That implied volatility you are observing was calculated using the standard Black-Scholes model (BSM). As we all know, no model is a perfect representation of reality. The variation (or skew) you observe is a consequence of the model being wrong.
Let's think about the implications of the BSM not being exactly correct and everybody knowing that fact. Market prices cannot come solely from the model in this case. In particular, an important result is that (since the model is incorrect) even if you were to plug in the "right" value for every parameter, you would not get the market option prices.
Any model, including the BSM, can be run "backwards", by which we mean here that it can start with an option price and derive an implied parameter. If the model has $M$ parameters $p_1, p_2, \dots, p_M$ that are normally used to find a price $V$, then we can also choose any one of the parameters, call it $p_n$, to derive from an observed price $W$ (normally by root-finding techniques).

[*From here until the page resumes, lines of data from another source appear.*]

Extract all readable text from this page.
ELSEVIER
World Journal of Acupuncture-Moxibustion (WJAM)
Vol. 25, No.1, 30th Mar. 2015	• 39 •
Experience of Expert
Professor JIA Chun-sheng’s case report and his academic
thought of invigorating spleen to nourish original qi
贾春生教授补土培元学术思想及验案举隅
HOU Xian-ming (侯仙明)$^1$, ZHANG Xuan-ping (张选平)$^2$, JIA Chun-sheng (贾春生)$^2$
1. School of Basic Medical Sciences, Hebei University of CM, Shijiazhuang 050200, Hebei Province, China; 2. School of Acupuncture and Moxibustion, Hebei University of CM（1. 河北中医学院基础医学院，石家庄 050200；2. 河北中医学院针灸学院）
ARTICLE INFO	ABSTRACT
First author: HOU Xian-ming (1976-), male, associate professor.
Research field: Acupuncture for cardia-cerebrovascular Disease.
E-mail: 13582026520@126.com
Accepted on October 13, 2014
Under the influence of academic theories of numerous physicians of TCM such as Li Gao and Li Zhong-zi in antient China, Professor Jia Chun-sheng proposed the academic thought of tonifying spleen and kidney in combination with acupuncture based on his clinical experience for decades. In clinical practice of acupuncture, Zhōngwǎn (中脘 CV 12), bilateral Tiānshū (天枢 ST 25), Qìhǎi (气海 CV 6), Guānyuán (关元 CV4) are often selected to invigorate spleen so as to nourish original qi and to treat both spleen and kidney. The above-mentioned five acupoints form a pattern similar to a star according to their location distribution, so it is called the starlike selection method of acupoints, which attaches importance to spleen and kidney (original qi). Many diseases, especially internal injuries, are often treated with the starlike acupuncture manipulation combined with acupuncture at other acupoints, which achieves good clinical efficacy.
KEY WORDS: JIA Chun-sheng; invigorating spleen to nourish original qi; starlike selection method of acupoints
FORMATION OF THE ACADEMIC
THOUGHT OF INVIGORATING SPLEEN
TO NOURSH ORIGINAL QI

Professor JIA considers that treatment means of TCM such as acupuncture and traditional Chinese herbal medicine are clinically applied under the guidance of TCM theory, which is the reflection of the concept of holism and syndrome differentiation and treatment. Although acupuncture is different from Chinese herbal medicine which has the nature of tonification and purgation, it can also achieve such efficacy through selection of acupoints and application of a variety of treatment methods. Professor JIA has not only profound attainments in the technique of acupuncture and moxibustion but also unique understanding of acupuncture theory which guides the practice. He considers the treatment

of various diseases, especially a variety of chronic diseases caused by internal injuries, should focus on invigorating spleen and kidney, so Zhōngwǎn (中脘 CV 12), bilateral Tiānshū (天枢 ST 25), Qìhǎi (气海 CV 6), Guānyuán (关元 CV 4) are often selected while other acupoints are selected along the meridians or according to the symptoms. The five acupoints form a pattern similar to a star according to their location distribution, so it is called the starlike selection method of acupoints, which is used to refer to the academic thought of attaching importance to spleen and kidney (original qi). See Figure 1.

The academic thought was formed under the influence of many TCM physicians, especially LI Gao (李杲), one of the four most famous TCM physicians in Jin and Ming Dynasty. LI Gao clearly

It so happens that for the BSM most of the parameters are reasonably easy to observe (strike, interest rate, etc.) while volatility is a rather more mysterious quantity, especially because the BSM needs future volatility rather than past volatility. Therefore, the market practitioners tend to pick on that parameter and talk about implied volatility even though in principle we could do everything in terms of, say, implied dividend yield.
In any case, since the model is wrong, we don't expect to get the exact right option prices when we run the model forward, and therefore don't expect to get one "right" parameter when we run it backward. That's why you see variation in volatility by option strike.

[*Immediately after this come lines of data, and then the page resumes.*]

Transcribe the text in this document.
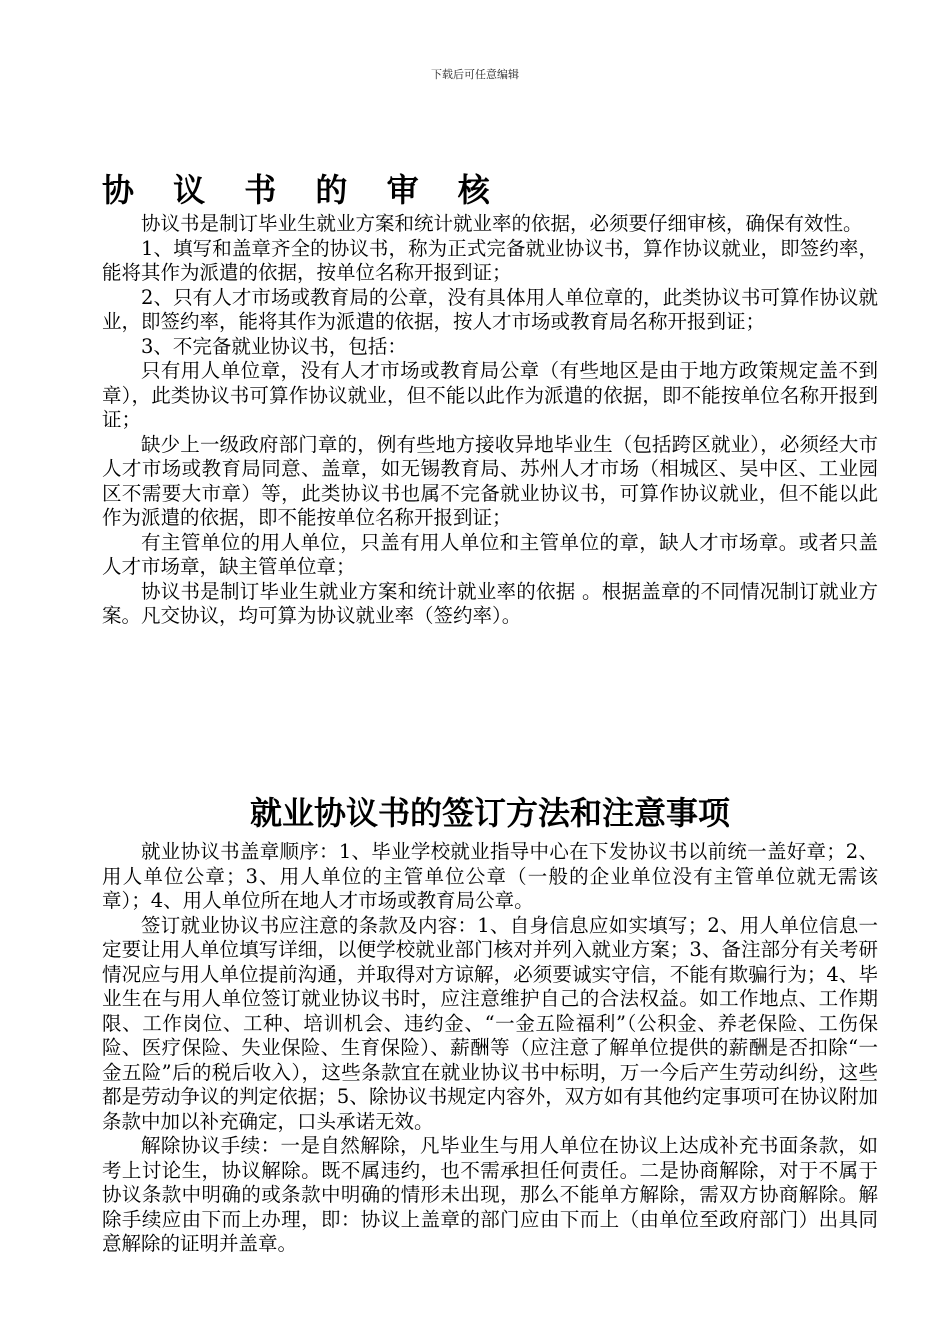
下载后可任意编辑
协 议 书 的 审 核

协议书是制订毕业生就业方案和统计就业率的依据，必须要仔细审核，确保有效性。

1、填写和盖章齐全的协议书，称为正式完备就业协议书，算作协议就业，即签约率，能将其作为派遣的依据，按单位名称开报到证；

2、只有人才市场或教育局的公章，没有具体用人单位章的，此类协议书可算作协议就业，即签约率，能将其作为派遣的依据，按人才市场或教育局名称开报到证；

3、不完备就业协议书，包括：

只有用人单位章，没有人才市场或教育局公章（有些地区是由于地方政策规定盖不到章），此类协议书可算作协议就业，但不能以此作为派遣的依据，即不能按单位名称开报到证；

缺少上一级政府部门章的，例有些地方接收异地毕业生（包括跨区就业），必须经大市人才市场或教育局同意、盖章，如无锡教育局、苏州人才市场（相城区、吴中区、工业园区不需要大市章）等，此类协议书也属不完备就业协议书，可算作协议就业，但不能以此作为派遣的依据，即不能按单位名称开报到证；

有主管单位的用人单位，只盖有用人单位和主管单位的章，缺人才市场章。或者只盖人才市场章，缺主管单位章；

协议书是制订毕业生就业方案和统计就业率的依据 。根据盖章的不同情况制订就业方案。凡交协议，均可算为协议就业率（签约率）。

就业协议书的签订方法和注意事项

就业协议书盖章顺序：1、毕业学校就业指导中心在下发协议书以前统一盖好章；2、用人单位公章；3、用人单位的主管单位公章（一般的企业单位没有主管单位就无需该章）；4、用人单位所在地人才市场或教育局公章。

签订就业协议书应注意的条款及内容：1、自身信息应如实填写；2、用人单位信息一定要让用人单位填写详细，以便学校就业部门核对并列入就业方案；3、备注部分有关考研情况应与用人单位提前沟通，并取得对方谅解，必须要诚实守信，不能有欺骗行为；4、毕业生在与用人单位签订就业协议书时，应注意维护自己的合法权益。如工作地点、工作期限、工作岗位、工种、培训机会、违约金、“一金五险福利”（公积金、养老保险、工伤保险、医疗保险、失业保险、生育保险）、薪酬等（应注意了解单位提供的薪酬是否扣除“一金五险”后的税后收入），这些条款宜在就业协议书中标明，万一今后产生劳动纠纷，这些都是劳动争议的判定依据；5、除协议书规定内容外，双方如有其他约定事项可在协议附加条款中加以补充确定，口头承诺无效。

解除协议手续：一是自然解除，凡毕业生与用人单位在协议上达成补充书面条款，如考上讨论生，协议解除。既不属违约，也不需承担任何责任。二是协商解除，对于不属于协议条款中明确的或条款中明确的情形未出现，那么不能单方解除，需双方协商解除。解除手续应由下而上办理，即：协议上盖章的部门应由下而上（由单位至政府部门）出具同意解除的证明并盖章。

Now, as to the exact shape of that variation (decreasing implied volatility with strike), there are quite a few explanations and they are not mutually exclusive. For example, a somewhat more credible model than the plain old BSM is Black-Scholes With Jumps (BSJ), where the underlying price can take a sudden dive. You need extra parameters to describe the jumps of course, but the result is a model whose implied volatility skew is "flatter". Because those jumps are to the downside, they show up as higher prices(=higher BSM implied volatility) for the low-strike options.
Other explanations involve transaction costs, discrete stock price processes, bankruptcy, stochastic volatility, market psychology, etc.